En El artista, su ópera prima en la ficción (2008), el dúo integrado por Mariano Cohn y Gastón Duprat asociaba arte con estafa, a través de la fábula de un enfermero que presentaba como propias las obras robadas de un paciente pintor, consagrándose en el intento. En Mi obra maestra, la siguiente a la exitosísima El ciudadano ilustre –que arrasó con premios, recaudaciones y prestigio por igual– Gastón Duprat ahora a solas, con Mariano Cohn ocupando el rol de productor ejecutivo, parafrasea durante un fragmento esa misma asociación, aunque no sea ése exactamente el tema de la película. El tema de Mi obra maestra es… ¿Cuál es el tema de Mi obra maestra? ¿El modo despiadado en que el gran arte pasa de moda? ¿La decadencia que viene junto con la vejez? ¿El olvido del mundo al que un misántropo se condena a sí mismo? ¿La relación, estilo buddy movie, de éste con su único amigo? ¿El peligroso entrelazamiento entre amistad e interés? Se podría decir que todos esos son los temas de Mi obra maestra. Ese es el mayor problema de una película que nunca parece en condiciones de definir de qué quiere hablar, deshaciéndose entre todas las alternativas posibles.

De todas ellas podría elegirse como más constante la condición de buddy movie, esa clase de comedias en las que una tarea en común hermana a dos tipos que son el agua y el aceite. O lo contrario: los tipos son amigos cuando la película empieza, lo cual no impide que sean como el agua y el aceite. Éste último sería el caso de Mi obra maestra, que como El artista y El ciudadano ilustre cuenta con guion de Andrés Duprat, hermano de Gastón y director, a la sazón, del Museo Nacional de Bellas Artes. Cuestión de introducir un (falso) “gancho” policial, la película de los hermanos Duprat –coproducida con capitales españoles, e incluyendo varios “chivos” ostensibles del grupo Clarín– empieza con el galerista Arturo (Guillermo Francella) informando al espectador que va a narrar una historia de amistad que terminó en asesinato, retrocediendo luego cinco años para desarrollar el deterioro de su relación con el pintor Renzo Neri, a quien sólo él parece soportar (Luis Brandoni). 

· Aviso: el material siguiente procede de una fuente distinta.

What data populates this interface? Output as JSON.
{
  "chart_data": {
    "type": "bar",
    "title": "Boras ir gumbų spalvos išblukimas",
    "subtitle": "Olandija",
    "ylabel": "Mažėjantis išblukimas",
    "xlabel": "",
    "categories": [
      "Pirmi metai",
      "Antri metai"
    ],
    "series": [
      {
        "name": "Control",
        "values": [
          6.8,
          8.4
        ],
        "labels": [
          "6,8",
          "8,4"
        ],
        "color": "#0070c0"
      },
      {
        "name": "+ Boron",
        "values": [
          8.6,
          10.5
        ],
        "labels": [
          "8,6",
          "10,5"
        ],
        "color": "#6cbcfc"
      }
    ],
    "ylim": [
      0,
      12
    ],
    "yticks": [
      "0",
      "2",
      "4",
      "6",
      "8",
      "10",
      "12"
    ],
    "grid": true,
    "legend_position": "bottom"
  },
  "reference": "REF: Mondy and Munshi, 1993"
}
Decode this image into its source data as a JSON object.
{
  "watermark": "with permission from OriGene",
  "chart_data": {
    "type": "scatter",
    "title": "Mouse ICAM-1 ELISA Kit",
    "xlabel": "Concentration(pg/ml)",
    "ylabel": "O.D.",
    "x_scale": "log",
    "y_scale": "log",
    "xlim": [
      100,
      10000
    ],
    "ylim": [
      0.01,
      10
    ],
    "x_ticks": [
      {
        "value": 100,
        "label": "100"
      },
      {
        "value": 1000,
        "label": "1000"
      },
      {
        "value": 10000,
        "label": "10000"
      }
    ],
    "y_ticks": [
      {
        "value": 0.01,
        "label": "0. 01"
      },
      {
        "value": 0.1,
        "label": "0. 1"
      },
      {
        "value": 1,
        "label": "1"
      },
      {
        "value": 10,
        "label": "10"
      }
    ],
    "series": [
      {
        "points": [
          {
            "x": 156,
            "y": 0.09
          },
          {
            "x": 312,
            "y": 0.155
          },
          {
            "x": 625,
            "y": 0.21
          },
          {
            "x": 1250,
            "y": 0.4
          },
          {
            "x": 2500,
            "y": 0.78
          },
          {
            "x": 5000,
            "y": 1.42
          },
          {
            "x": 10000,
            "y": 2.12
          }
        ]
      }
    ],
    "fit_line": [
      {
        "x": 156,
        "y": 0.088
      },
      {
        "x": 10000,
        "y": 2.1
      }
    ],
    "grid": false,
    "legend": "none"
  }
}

En esa escena introductoria dos cosas llaman la atención. Una es la ruptura de la cuarta pared, con Arturo dirigiéndose al espectador desde su soliloquio (otra forma de generar sensación de inclusión, podría pensarse). La otra, todo un monólogo interior sobre la ciudad de Buenos Aires, sobre imágenes urbanas, que no se sabe muy bien a qué viene y que se comprobará más tarde que no vino a cuento de nada. Mi obra maestra no se caracteriza por su rigurosidad: así como ese monólogo incluido perche mi piace, la película entera se arma por mera agregación. Se construye el personaje de Neri, evidentemente el que más interesaba al guionista y al director, y alrededor de él se van agregando circunstancias o personajes episódicos. Su relación con una alumna a la que le lleva casi medio siglo (María Soldi, una de las hermanas Puccio de Historia de un clan), con un admirador que quiere ser su alumno (el español Raúl Arévalo, uno de los comisarios de a bordo de Los amantes pasajeros, de Almodóvar), la asociación postrera de Antonio con la dueña de una galería de arte (Andrea Frigerio, excelente). 

El personaje de la alumna está puesto para proveer a Renzo de alguna historia amorosa, que termina en odiosa. El de la galerista es el que tiene más pertinencia con lo que sucede, y el del candidato a alumno, el que menos. Esto último genera un desbalance mayúsculo, ya que ese personaje atraviesa la trama de principio a fin, generando escenas enteras que resultan inconducentes (incluyendo una presunta muerte por envenenamiento) y que perfectamente podrían sacarse íntegras de la película, sin que nada cambie demasiado. Tal vez cambiaría todo, ya que a falta de desarrollo narrativo lo que queda son los sketches y las actuaciones. Los primeros apuntan, una vez más, a conquistar al espectador. Hay un problema en este punto: los remates de prácticamente todos los gags pueden verse en el tráiler de la película, con lo cual el efecto cómico queda seriamente averiado. Las actuaciones son parejamente excelentes, con ambos protagonistas pisando terreno firme y poniendo todo su timing cómico-comédico al servicio de una película que dejará más conformes a quienes simplemente vayan a ver a ambas superestrellas que a quienes pretendan un relato que se dirija a alguna parte, que se sienta como necesario, progresivo e inevitable.